Open Access is the free, immediate, online availability of research to other scholars and the public. Expanded access creates an environment where research can have a wider reach and quicker discovery. Open access to research also means that research funding can have a deeper impact by allowing others to freely and quickly build on that scholarship and data.
Directory of Open Access Journals - A directory of open access journals from all disciplines. Not every included title is high-impact, but there is a rigorous attempt to week out predatory and illegitimate publishers.
Open Access Scholarly Publishers Association - A association of respectable publishers that are committed to open access, and great place to find an open access publisher you can feel comfortable publishing with.
SPARC - "SPARC is a global coalition committed to to making Open the default for research and education." Their site is a great place to get started if you want to learn more about open access.
When your author agreement allows for self-archiving rights, take advantage of that opportunity to share your work with the world! If your work lives beyond the paywall of a journal site, it's more likely to be found and cited by a wider audience. Institutional or disciplinary repositories are great archiving options for many reasons.

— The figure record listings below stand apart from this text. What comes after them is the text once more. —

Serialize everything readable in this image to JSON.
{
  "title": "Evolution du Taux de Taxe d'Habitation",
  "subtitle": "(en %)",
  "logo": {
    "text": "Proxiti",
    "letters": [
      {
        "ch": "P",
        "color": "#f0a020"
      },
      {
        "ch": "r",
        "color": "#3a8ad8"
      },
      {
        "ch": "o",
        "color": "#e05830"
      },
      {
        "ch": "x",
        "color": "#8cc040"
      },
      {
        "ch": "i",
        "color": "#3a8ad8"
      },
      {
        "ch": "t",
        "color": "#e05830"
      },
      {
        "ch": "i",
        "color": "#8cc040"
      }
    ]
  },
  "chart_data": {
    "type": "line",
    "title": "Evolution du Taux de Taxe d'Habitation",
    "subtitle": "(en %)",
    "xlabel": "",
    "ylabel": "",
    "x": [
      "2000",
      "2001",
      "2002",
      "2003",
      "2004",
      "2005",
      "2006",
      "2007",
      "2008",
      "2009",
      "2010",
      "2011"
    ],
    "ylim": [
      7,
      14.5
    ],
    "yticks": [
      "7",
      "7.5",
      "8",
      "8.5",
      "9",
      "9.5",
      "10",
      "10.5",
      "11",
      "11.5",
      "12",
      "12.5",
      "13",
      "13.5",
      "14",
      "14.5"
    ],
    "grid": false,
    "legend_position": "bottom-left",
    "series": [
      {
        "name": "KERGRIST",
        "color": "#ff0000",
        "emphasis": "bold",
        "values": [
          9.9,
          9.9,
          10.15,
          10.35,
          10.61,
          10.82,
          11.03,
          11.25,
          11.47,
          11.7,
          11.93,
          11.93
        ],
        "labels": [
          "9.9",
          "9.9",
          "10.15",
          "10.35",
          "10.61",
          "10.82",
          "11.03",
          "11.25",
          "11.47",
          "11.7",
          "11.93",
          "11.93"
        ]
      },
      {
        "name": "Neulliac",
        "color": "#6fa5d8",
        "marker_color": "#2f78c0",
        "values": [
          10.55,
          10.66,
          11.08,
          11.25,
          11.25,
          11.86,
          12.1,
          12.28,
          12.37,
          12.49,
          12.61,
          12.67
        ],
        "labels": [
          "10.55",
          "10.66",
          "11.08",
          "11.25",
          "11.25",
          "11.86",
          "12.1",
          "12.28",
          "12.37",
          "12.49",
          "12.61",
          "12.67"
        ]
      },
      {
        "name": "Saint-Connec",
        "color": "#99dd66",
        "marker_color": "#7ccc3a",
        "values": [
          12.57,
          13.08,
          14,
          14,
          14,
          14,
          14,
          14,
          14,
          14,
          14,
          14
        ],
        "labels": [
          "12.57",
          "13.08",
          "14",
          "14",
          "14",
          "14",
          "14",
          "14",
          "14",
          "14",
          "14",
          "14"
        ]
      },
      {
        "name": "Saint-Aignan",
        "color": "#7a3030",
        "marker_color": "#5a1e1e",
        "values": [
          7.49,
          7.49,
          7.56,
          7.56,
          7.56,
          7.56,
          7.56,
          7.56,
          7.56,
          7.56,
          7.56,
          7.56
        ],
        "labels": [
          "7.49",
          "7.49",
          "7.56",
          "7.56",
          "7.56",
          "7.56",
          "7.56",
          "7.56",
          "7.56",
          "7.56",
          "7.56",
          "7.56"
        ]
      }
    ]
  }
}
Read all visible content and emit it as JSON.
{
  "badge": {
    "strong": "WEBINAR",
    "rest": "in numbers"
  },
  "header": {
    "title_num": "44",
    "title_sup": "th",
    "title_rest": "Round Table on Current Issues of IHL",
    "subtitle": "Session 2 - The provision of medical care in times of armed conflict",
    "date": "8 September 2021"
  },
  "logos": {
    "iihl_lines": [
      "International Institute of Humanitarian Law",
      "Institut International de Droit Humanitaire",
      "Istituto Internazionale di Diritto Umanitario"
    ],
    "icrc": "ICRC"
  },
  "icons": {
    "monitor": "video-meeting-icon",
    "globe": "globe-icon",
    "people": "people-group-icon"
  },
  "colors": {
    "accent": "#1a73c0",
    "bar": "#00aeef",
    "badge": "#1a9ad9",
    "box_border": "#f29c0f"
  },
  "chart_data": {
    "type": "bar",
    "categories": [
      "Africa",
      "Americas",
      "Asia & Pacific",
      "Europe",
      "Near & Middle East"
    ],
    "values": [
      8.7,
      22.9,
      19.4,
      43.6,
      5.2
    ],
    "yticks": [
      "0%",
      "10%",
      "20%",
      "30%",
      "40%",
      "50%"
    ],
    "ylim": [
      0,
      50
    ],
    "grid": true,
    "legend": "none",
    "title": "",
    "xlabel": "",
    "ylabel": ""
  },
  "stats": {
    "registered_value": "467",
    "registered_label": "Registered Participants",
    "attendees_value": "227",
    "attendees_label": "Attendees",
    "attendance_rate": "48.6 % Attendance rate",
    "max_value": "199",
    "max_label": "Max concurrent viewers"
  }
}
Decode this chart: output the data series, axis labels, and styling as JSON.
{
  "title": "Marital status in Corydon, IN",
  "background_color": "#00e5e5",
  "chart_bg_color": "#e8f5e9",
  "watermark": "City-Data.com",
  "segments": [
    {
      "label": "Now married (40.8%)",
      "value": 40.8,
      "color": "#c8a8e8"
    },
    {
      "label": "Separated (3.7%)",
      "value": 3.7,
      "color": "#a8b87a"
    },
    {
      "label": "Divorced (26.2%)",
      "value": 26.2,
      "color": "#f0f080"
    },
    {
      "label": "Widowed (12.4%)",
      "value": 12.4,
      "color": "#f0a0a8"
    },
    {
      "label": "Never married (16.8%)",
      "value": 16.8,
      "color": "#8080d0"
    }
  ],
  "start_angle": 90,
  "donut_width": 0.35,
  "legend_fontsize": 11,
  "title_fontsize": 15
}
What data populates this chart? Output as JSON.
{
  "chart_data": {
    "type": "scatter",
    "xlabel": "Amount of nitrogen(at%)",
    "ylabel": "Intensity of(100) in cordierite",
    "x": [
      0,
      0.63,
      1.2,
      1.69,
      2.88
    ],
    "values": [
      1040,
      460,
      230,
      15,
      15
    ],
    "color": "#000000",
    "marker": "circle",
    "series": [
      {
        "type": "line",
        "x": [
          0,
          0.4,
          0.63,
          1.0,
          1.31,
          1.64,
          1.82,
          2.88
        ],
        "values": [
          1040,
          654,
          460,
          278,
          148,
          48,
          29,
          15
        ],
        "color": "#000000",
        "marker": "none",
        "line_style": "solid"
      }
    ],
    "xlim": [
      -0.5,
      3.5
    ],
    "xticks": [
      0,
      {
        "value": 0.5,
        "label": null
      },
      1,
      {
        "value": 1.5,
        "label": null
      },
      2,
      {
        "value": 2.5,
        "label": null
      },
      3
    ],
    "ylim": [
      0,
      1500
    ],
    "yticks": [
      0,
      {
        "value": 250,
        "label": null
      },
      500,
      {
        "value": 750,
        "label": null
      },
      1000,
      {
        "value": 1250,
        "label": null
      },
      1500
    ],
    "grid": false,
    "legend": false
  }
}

Texas ScholarWorks - A repository for research conducted by UT scholars
ERIC - A repository for federally funded research about education
If your research was funded by federal dollars, you are required to make your research available to the public. Your librarian is happy to answer questions or help you navigate this process.
In addition to sharing your manuscripts, your data must also be made public.This always begins with a good Data Management Plan in your grant application. Don't hesitate to ask your librarian for help when developing your DMP as they can make or break an otherwise great funding proposal.